Allerdings eignen sich nicht alle Kommunalanleihen für unser Portfolio. Viele steuerpflichtige Muni-Bonds haben lange Laufzeiten von 20 oder 30 Jahren, die wir – ähnlich wie bei langfristigen Unternehmensanleihen – üblicherweise aufgrund der hohen Spread-Duration (also einer zu starken Kursvolatilität im Vergleich zu den Spreads) vermeiden. Stattdessen favorisieren wir bonitätsstarke Titel mit A- oder AA-Rating und einer 4- bis 7-jährigen Laufzeit, wo die Spreads zuletzt teilweise bei 100 bis 175 Basispunkten lagen. Unter Berücksichtigung des Roll-Down-Effekts, also des Kursgewinns, der sich ergibt, wenn sich die Anleihe ihrer Fälligkeit nähert und die Renditekurve nach unten „rollt“, bieten diese Titel ein attraktives Renditepotenzial bei sehr geringen Kreditrisiken.

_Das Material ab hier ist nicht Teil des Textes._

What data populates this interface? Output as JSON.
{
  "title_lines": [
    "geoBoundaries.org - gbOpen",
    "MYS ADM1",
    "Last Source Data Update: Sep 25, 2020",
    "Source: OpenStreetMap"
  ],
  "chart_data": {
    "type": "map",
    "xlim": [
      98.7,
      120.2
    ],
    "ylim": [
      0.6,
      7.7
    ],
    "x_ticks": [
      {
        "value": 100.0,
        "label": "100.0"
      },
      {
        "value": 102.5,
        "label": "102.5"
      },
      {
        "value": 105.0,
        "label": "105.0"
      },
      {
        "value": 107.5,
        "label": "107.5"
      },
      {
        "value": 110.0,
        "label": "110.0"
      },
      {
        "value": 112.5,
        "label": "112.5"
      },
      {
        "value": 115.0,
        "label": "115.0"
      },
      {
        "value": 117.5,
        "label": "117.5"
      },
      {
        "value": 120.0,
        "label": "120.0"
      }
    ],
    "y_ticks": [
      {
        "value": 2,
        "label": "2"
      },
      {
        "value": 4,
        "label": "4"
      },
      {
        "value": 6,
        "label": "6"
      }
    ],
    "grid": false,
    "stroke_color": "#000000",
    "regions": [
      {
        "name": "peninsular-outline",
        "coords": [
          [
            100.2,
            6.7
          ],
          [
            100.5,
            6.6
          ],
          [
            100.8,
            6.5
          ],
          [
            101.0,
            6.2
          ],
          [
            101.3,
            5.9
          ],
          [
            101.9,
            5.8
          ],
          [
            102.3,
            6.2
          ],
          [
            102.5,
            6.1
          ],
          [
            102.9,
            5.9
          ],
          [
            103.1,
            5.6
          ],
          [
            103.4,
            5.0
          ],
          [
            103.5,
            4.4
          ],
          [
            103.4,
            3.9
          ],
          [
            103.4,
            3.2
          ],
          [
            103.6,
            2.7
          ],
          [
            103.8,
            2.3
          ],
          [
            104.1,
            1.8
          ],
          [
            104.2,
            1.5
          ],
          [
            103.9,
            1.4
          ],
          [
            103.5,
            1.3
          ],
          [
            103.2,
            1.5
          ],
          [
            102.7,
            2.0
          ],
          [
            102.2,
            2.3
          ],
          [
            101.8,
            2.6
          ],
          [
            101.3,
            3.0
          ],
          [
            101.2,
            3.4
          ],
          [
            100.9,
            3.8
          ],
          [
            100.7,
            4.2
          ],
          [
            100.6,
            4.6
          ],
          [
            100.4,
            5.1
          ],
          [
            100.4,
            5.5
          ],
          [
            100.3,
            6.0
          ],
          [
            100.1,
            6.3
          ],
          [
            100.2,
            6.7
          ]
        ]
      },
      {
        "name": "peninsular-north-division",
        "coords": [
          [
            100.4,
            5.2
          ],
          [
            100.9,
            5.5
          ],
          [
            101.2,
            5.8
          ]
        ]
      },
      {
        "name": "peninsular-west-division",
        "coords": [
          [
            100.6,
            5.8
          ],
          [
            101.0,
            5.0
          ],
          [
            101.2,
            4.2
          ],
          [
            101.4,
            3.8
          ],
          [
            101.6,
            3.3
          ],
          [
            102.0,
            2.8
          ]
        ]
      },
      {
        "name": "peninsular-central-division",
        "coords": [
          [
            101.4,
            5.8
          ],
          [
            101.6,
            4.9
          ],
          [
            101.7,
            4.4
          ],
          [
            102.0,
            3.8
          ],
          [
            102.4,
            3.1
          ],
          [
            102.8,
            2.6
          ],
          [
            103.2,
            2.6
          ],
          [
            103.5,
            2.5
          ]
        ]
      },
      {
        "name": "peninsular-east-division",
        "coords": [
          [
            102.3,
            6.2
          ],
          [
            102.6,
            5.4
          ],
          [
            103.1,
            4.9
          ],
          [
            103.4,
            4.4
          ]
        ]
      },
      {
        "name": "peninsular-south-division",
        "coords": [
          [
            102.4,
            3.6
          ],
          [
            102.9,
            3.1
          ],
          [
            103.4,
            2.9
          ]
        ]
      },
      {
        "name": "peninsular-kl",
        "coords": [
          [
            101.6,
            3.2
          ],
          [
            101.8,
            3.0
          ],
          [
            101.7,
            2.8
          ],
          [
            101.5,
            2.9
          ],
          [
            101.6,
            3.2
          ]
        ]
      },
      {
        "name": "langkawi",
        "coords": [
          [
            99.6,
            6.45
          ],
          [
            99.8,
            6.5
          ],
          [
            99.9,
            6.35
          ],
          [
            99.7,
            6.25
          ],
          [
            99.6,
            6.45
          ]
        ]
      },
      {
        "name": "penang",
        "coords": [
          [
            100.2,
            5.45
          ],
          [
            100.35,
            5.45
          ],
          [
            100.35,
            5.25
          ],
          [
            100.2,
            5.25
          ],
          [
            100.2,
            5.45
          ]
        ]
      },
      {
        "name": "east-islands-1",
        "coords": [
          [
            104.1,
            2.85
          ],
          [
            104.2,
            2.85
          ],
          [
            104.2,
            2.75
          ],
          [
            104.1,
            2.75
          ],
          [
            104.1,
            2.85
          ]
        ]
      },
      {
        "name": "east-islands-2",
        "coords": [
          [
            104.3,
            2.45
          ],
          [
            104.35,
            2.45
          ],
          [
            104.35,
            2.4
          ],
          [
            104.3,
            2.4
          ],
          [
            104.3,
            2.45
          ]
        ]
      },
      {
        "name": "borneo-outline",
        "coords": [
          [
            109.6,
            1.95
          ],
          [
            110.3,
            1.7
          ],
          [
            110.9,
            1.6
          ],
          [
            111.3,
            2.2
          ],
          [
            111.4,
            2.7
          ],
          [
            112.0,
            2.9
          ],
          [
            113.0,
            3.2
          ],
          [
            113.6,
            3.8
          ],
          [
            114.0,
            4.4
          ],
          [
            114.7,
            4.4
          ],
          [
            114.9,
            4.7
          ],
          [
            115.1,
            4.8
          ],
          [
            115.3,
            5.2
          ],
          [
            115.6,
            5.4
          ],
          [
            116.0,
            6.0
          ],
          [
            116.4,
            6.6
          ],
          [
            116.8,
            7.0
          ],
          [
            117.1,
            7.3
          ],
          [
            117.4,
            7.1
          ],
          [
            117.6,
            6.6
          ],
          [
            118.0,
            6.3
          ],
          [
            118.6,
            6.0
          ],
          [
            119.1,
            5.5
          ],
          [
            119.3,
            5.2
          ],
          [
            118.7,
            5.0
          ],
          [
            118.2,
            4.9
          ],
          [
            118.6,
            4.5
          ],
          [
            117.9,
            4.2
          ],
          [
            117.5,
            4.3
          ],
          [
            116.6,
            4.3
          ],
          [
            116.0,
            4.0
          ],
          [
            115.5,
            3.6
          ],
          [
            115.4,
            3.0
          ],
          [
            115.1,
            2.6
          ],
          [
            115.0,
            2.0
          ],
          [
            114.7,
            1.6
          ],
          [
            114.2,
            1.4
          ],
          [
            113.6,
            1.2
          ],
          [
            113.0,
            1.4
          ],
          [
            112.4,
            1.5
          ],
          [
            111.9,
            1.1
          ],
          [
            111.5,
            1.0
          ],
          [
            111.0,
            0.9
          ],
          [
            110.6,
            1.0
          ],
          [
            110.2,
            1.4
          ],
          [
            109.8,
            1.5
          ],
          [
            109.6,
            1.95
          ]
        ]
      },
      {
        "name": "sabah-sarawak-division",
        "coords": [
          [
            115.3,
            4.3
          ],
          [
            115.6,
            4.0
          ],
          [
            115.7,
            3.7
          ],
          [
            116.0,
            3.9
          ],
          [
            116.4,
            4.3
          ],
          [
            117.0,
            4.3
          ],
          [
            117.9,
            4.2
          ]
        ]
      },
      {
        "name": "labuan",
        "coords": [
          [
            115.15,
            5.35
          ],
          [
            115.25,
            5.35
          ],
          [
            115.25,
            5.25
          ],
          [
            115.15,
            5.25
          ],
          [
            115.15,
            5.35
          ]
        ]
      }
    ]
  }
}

Ausserdem investieren wir in „Crossover-Anleihen“, die üblicherweise ein Rating im unteren BBB- bis höheren BB-Bereich aufweisen – also sowohl Investment-Grade- als auch High-Yield-Anleihen umfassen. Solche Emittenten sind bei Kommunalanleihen weniger stark vertreten, und die entsprechenden Titel sind mit Kreditrisiken verbunden. Allerdings sind wir mit unserem starken Analystenteam für Kommunalanleihen in der Lage, diese Titel genau zu verstehen und entsprechende Positionen einzugehen.
Zu unseren wichtigsten Positionen, die wir in diesem Jahr in steuerpflichtigen Kommunalanleihen eingegangen sind, zählt die Anleihe des US-Bundesstaates Illinois, die ein Rating von BBB- mit negativem Ausblick hat. Der Bundesstaat ist relativ hoch verschuldet, und viele Anleger sind der Meinung, die Finanzlage wird sich weiter verschlechtern. Anders als der Marktkonsens, der die Illinois-Anleihen eher im unteren BB-Bereich einpreist, schätzen wir die Aussichten optimistischer ein. Wenngleich es Regierungen gibt, denen die Instrumente fehlen, um gegen ihre hohe Verschuldung anzugehen, sind andere Regierungen durchaus in der Lage, die Situation zu verbessern – sofern der politische Wille vorhanden ist. Wir glauben, dass dies für den Bundesstaat Illinois zutrifft, und es ihm gelingen kann, seine Finanzlage wieder zu stabilisieren – sofern die politische Bereitschaft besteht.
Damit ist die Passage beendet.